The Bionic RoboSkin project, funded by the German Federal Ministry of Education and Research (BMBF) under grant number 16ES0915 and administered by VDI/VDE Innovation + Technik GmbH, set out to create a flexible, three‑dimensional sensor skin that can be mounted on robotic platforms for autonomous navigation and service tasks in harsh environments. The core technical achievement is a textile‑based substrate that integrates sensor modules, electrical interconnects, and protective coatings into a single, modular system. The skin is designed to be used both underwater and on land, enabling the development of the autonomous robots “Manta” and “Dachs” for difficult‑access and hazardous‑area operations.

The project’s eight interlocking work packages culminated in a fully functional prototype. A key milestone was the development of a robust sensor‑module interface that couples a sensor carrier frame to a textile conductive trace. This interface allows the attachment of multiple sensor types—pressure, temperature, and strain gauges—while maintaining electrical integrity under repeated bending. The textile conductive traces were produced by combining weaving, warping, and embroidery techniques, each adapted to the specific conductive yarns used. The weaving process was modified to accommodate high‑conductivity fibers, and warping was employed to create flexible, high‑strength paths. Embroidery was used for fine‑scale patterning of sensor pads, enabling precise placement of individual sensor elements.

Mechanical durability was verified through a series of standardized tests. A flexometer measured the skin’s ability to withstand repeated bending cycles; the prototype maintained signal integrity after 10,000 flex cycles at a bending radius of 5 mm. Abrasion resistance was assessed with a Martindale abrasion tester, where the skin endured 20,000 cycles without significant loss of conductivity or sensor performance. A knick‑break test confirmed that the textile substrate could tolerate sharp bending without cracking, a critical requirement for underwater deployment where the skin may contact irregular surfaces.

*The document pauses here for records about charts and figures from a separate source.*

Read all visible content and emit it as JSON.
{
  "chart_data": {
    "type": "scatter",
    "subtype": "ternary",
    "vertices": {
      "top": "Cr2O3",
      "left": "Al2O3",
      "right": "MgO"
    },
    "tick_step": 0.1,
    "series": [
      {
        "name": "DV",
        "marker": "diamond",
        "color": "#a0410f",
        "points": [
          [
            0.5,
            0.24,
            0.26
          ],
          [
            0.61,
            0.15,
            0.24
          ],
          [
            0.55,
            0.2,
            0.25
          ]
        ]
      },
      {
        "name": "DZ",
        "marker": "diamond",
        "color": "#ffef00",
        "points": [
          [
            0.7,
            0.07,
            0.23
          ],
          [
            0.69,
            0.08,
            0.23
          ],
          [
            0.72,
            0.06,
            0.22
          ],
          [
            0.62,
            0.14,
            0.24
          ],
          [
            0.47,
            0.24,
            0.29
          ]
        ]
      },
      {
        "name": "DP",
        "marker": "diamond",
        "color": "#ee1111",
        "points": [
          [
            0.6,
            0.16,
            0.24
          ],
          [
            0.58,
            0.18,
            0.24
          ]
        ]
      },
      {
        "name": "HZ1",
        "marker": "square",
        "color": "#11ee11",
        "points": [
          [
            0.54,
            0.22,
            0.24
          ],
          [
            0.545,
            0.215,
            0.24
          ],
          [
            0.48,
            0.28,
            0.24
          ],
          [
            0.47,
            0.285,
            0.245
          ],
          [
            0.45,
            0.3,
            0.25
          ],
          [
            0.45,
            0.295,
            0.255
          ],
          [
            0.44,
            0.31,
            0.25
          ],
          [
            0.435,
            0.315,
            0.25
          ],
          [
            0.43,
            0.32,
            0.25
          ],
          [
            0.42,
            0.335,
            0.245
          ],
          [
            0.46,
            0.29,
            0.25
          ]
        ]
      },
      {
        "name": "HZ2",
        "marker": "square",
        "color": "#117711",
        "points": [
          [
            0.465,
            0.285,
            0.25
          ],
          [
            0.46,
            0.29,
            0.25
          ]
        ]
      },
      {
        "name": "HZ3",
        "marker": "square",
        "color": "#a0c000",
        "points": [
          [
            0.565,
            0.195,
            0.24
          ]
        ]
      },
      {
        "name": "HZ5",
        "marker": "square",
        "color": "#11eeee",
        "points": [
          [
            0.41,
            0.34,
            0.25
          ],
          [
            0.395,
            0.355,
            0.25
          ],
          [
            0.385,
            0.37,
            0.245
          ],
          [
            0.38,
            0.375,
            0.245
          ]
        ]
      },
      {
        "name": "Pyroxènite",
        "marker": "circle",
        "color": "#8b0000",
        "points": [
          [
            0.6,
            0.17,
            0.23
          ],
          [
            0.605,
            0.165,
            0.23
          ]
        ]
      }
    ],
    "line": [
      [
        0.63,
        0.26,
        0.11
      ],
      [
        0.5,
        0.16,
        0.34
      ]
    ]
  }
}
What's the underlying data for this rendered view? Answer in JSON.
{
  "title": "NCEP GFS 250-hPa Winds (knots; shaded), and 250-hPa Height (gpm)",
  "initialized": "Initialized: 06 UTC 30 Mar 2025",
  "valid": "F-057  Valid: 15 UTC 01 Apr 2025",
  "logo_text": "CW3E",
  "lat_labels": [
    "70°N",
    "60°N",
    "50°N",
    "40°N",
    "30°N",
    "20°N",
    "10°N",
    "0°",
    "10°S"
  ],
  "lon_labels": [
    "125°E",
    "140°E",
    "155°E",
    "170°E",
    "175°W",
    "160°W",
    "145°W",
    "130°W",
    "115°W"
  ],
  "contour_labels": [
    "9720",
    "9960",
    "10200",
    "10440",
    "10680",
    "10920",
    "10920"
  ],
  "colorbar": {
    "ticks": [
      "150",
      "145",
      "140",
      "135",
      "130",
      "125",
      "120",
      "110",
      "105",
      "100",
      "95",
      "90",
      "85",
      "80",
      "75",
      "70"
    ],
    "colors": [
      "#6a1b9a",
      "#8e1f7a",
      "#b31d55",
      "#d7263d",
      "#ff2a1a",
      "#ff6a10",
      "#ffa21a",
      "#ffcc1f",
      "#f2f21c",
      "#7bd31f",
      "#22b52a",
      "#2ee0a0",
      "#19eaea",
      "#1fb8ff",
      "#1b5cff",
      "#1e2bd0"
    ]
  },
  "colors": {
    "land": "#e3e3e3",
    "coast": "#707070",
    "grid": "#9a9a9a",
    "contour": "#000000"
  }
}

Electrical performance was evaluated by integrating the sensor modules into a wireless sensor network. The network achieved a data transmission range of up to 30 m in an open environment and maintained a packet loss rate below 2 % under typical operating conditions. Power consumption of the integrated sensors was kept below 5 mW per module, allowing the skin to be powered by a small, onboard battery for extended missions. The modular design permits rapid reconfiguration; sensor modules can be swapped or added without re‑fabricating the entire skin, reducing development time for new robot platforms.

The project’s collaborative framework involved several partners. The Technical Institute for Textile and Textile Engineering (TITV) Greiz supplied expertise in conductive and functional textiles, developing new high‑conductivity yarns and processing methods. Other research institutions contributed to sensor design, wireless communication protocols, and mechanical testing. The project spanned three years, from initial concept to prototype validation, and was supported by the BMBF’s Innovation + Technology funding stream. Key personnel included project managers Lars Lindstaedt and Josephine Schuppang, who coordinated the interdisciplinary efforts and ensured compliance with funding requirements.

In summary, the Bionic RoboSkin delivers a versatile, durable, and electrically robust textile sensor skin that can be integrated onto robotic platforms for autonomous operation in challenging environments. Its modular architecture, proven mechanical resilience, and efficient sensor network make it a promising solution for future underwater and terrestrial robotics applications.